대략적인 전처리를 한 후에 몇 가지 군집분석 알고리즘으로 분류를 해보았지만, 제대로 군집이 만들어지지는 않았습니다.
문득, 우리가 지도학습에서 앙상블 하는 것처럼 비지도학습에서도 앙상블을 할 수 있지 않을까 싶어서 ChatGPT의 도움을 받아 비지도학습 앙상블 하는 방법을 찾아서 공유합니다.

원래는 텍스트를 분류하는 것이었지만, 여기서는 간단하게 iris 데이터로 진행합니다.

from sklearn.datasets import load_iris
from sklearn.cluster import KMeans, SpectralClustering, AgglomerativeClustering
from sklearn.metrics import adjusted_rand_score
import numpy as np

# iris dataset 로드
iris = load_iris()
X = iris.data
y = iris.target

# 군집분석 알고리즘 로드
kmeans = KMeans(n_clusters=3, random_state=42)
spectral = SpectralClustering(n_clusters=3, random_state=42, affinity='nearest_neighbors')
agglo = AgglomerativeClustering(n_clusters=3)

# 각 군집분석 알고리즘으로 학습 진행
kmeans_clusters = kmeans.fit_predict(X)
spectral_clusters = spectral.fit_predict(X)
agglo_clusters = agglo.fit_predict(X)

우선 기본이 되는 모델들의 학습을 진행하고 군집을 만듭니다. 기본모델은 k-means, Spectral, Agglomerative 를 사용했습니다.

군집분석을 앙상블 해야겠다고 생각했을 때, 가장 어렵게 느낀 부분은 위의 그림처럼, 같은 label이 붙었다고 같은 군집이 아니라는 것입니다.

# 합의 행렬 계산
consensus_matrix = np.zeros((len(X), len(X))) #빈 행렬 생성

for i in range(len(X)):
    for j in range(i, len(X)):
        if i == j:
            consensus_matrix[i,j] = 1
        else:
            consensus_matrix[i,j] = consensus_matrix[j,i] = \
            (kmeans_clusters[i] == kmeans_clusters[j]) + \
            (spectral_clusters[i] == spectral_clusters[j]) + \
            (agglo_clusters[i] == agglo_clusters[j])

그래서 비지도 학습의 앙상블에서는 위와 같이 데이터의 쌍을 만들고 이 쌍을 각 알고리즘이 같은 군집으로 묶는지를 봅니다. 예를 들어 전체 n개의 데이터가 있다면 nXn의 조합만큼 두 개의 쌍이 같은 군집으로 묶이는 지를 봅니다. 이를 위해 합의 행렬(Consensus Matrix)을 만드는데, 합의 행렬은 각 요소(i, j)가 데이터 포인트 i, j에 대한 각 알고리즘의 군집 간의 일치를 나타내는 정사각형 행렬입니다.

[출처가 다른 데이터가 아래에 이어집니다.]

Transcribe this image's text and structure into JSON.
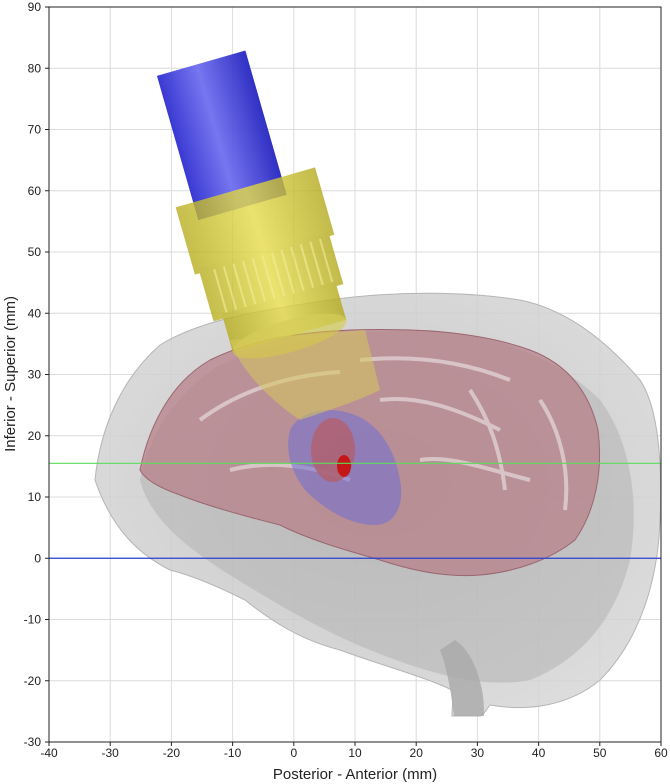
{
  "chart_data": {
    "type": "scatter",
    "title": "",
    "xlabel": "Posterior - Anterior (mm)",
    "ylabel": "Inferior - Superior (mm)",
    "xlim": [
      -40,
      60
    ],
    "ylim": [
      -30,
      90
    ],
    "x_ticks": [
      -40,
      -30,
      -20,
      -10,
      0,
      10,
      20,
      30,
      40,
      50,
      60
    ],
    "y_ticks": [
      -30,
      -20,
      -10,
      0,
      10,
      20,
      30,
      40,
      50,
      60,
      70,
      80,
      90
    ],
    "grid": true,
    "reference_lines": [
      {
        "y": 0,
        "color": "#2a3fd6"
      },
      {
        "y": 15.5,
        "color": "#5ddc5d"
      }
    ],
    "colors": {
      "grid": "#dcdcdc",
      "axes": "#222222",
      "head_volume": "#c8c8c8",
      "brain_surface": "#b8808a",
      "transducer_housing": "#c6bd2a",
      "transducer_body": "#3a3adf",
      "target_region": "#6f6fd6",
      "focus_spot": "#c41818"
    }
  }
}
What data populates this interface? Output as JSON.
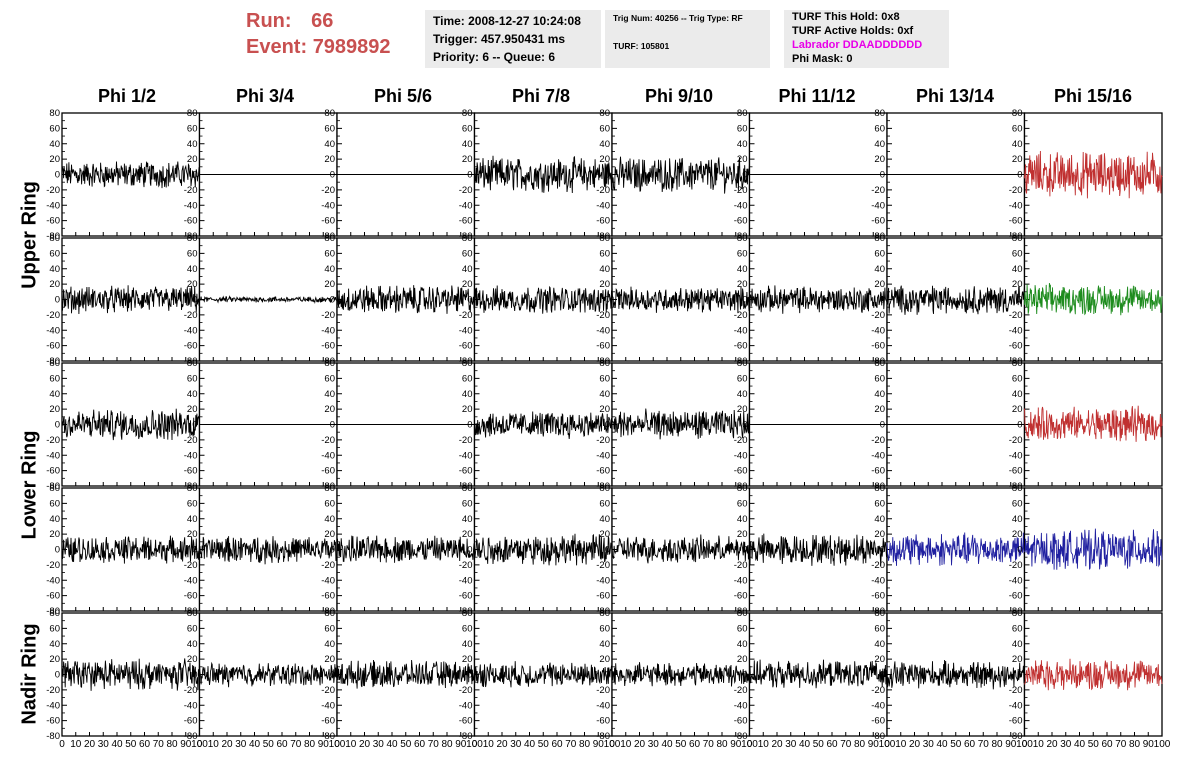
{
  "header": {
    "run_label": "Run:",
    "run_value": "66",
    "event_label": "Event:",
    "event_value": "7989892",
    "time_text": "Time: 2008-12-27 10:24:08",
    "trigger_text": "Trigger: 457.950431 ms",
    "priority_text": "Priority: 6 -- Queue: 6",
    "trig_num_text": "Trig Num: 40256 -- Trig Type: RF",
    "turf_text": "TURF: 105801",
    "turf_hold_text": "TURF This Hold: 0x8",
    "turf_active_text": "TURF Active Holds: 0xf",
    "labrador_text": "Labrador DDAADDDDDD",
    "phi_mask_text": "Phi Mask: 0",
    "labrador_color": "#e800e8",
    "run_color": "#c85050"
  },
  "chart_data": {
    "type": "line",
    "columns": [
      "Phi 1/2",
      "Phi 3/4",
      "Phi 5/6",
      "Phi 7/8",
      "Phi 9/10",
      "Phi 11/12",
      "Phi 13/14",
      "Phi 15/16"
    ],
    "row_labels": [
      "Upper Ring",
      "Lower Ring",
      "Nadir Ring"
    ],
    "xlim": [
      0,
      100
    ],
    "ylim": [
      -80,
      80
    ],
    "y_ticks": [
      -80,
      -60,
      -40,
      -20,
      0,
      20,
      40,
      60,
      80
    ],
    "y_tick_labels": [
      "-80",
      "-60",
      "-40",
      "-20",
      "0",
      "20",
      "40",
      "60",
      "80"
    ],
    "x_ticks": [
      0,
      10,
      20,
      30,
      40,
      50,
      60,
      70,
      80,
      90,
      100
    ],
    "x_tick_labels": [
      "0",
      "10",
      "20",
      "30",
      "40",
      "50",
      "60",
      "70",
      "80",
      "90",
      "100"
    ],
    "grid": false,
    "colors": {
      "default": "#000000",
      "red": "#c03030",
      "green": "#1e8c1e",
      "blue": "#2020a0"
    },
    "panels": [
      [
        {
          "amp": 14,
          "color": "default"
        },
        {
          "amp": 0,
          "color": "default"
        },
        {
          "amp": 0,
          "color": "default"
        },
        {
          "amp": 18,
          "color": "default"
        },
        {
          "amp": 18,
          "color": "default"
        },
        {
          "amp": 0,
          "color": "default"
        },
        {
          "amp": 0,
          "color": "default"
        },
        {
          "amp": 24,
          "color": "red"
        }
      ],
      [
        {
          "amp": 14,
          "color": "default"
        },
        {
          "amp": 3,
          "color": "default"
        },
        {
          "amp": 15,
          "color": "default"
        },
        {
          "amp": 14,
          "color": "default"
        },
        {
          "amp": 13,
          "color": "default"
        },
        {
          "amp": 14,
          "color": "default"
        },
        {
          "amp": 15,
          "color": "default"
        },
        {
          "amp": 16,
          "color": "green"
        }
      ],
      [
        {
          "amp": 16,
          "color": "default"
        },
        {
          "amp": 0,
          "color": "default"
        },
        {
          "amp": 0,
          "color": "default"
        },
        {
          "amp": 14,
          "color": "default"
        },
        {
          "amp": 15,
          "color": "default"
        },
        {
          "amp": 0,
          "color": "default"
        },
        {
          "amp": 0,
          "color": "default"
        },
        {
          "amp": 18,
          "color": "red"
        }
      ],
      [
        {
          "amp": 14,
          "color": "default"
        },
        {
          "amp": 14,
          "color": "default"
        },
        {
          "amp": 14,
          "color": "default"
        },
        {
          "amp": 16,
          "color": "default"
        },
        {
          "amp": 14,
          "color": "default"
        },
        {
          "amp": 16,
          "color": "default"
        },
        {
          "amp": 17,
          "color": "blue"
        },
        {
          "amp": 20,
          "color": "blue"
        }
      ],
      [
        {
          "amp": 16,
          "color": "default"
        },
        {
          "amp": 12,
          "color": "default"
        },
        {
          "amp": 14,
          "color": "default"
        },
        {
          "amp": 13,
          "color": "default"
        },
        {
          "amp": 12,
          "color": "default"
        },
        {
          "amp": 14,
          "color": "default"
        },
        {
          "amp": 14,
          "color": "default"
        },
        {
          "amp": 16,
          "color": "red"
        }
      ]
    ]
  }
}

합의 행렬을 0으로 초기화한 다음 모든 데이터 포인트 쌍에 대해 중첩 루프를 사용하여 클러스터 할당 간의 합의를 계산합니다. 합의 행렬의 대각선 요소는 일치하는 위치이므로 1로 설정합니다. 이해를 돕기 위해 아래와 같이 그림을 추가합니다.

이제 위에서 만들어진 합의 행렬을 클러스터링 해서 앙상블 한 결과를 얻고, 기본 모델과 비교해 봅니다.

# Apply spectral clustering to consensus matrix
final_clusters = SpectralClustering(n_clusters=3, random_state=42, affinity='precomputed').fit_predict(consensus_matrix)

# Evaluate clustering performance
kmeans_ari = adjusted_rand_score(y, kmeans_clusters)
spectral_ari = adjusted_rand_score(y, spectral_clusters)
agglo_ari = adjusted_rand_score(y, agglo_clusters)
consensus_ari = adjusted_rand_score(y, final_clusters)

# Print adjusted rand index scores
print("Adjusted Rand Index for KMeans: {:.2f}".format(kmeans_ari))
print("Adjusted Rand Index for Spectral Clustering: {:.2f}".format(spectral_ari))
print("Adjusted Rand Index for Agglomerative Clustering: {:.2f}".format(agglo_ari))
print("Adjusted Rand Index for Consensus Clustering: {:.2f}".format(consensus_ari))

# Print comparison of performances
if consensus_ari > kmeans_ari and consensus_ari > spectral_ari and consensus_ari > agglo_ari:
    print("Consensus Clustering performs the best.")
else:
    best_algorithm = max((kmeans_ari, "KMeans"), (spectral_ari, "Spectral Clustering"), (agglo_ari, "Agglomerative Clustering"))[1]
    print("{} performs the best.".format(best_algorithm))

Output: 앙상블 결과 비교

Adjusted Rand Index for KMeans: 0.73
Adjusted Rand Index for Spectral Clustering: 0.76
Adjusted Rand Index for Agglomerative Clustering: 0.73
Adjusted Rand Index for Consensus Clustering: 0.75
Spectral Clustering performs the best.

결과적으로 비지도학습의 앙상블은 기본모델의 평균정도의 결과를 얻었습니다. 얼핏 생각하기에, '그럼 가장 성능 좋은 클러스터링 방법을 쓰면 되는 거 아니야?'라고 생각할 수 있는데, 비지도학습에서 성능을 명확히 판단하기 어렵습니다. iris 데이터처럼 레이블이 있으면 정확도를 비교해볼 수는 있지만, 이상치에 의한 문제일 수도 있으므로 클러스터링 측면에서 꼭 더 낫다고 볼 수 있을지 모르겠네요.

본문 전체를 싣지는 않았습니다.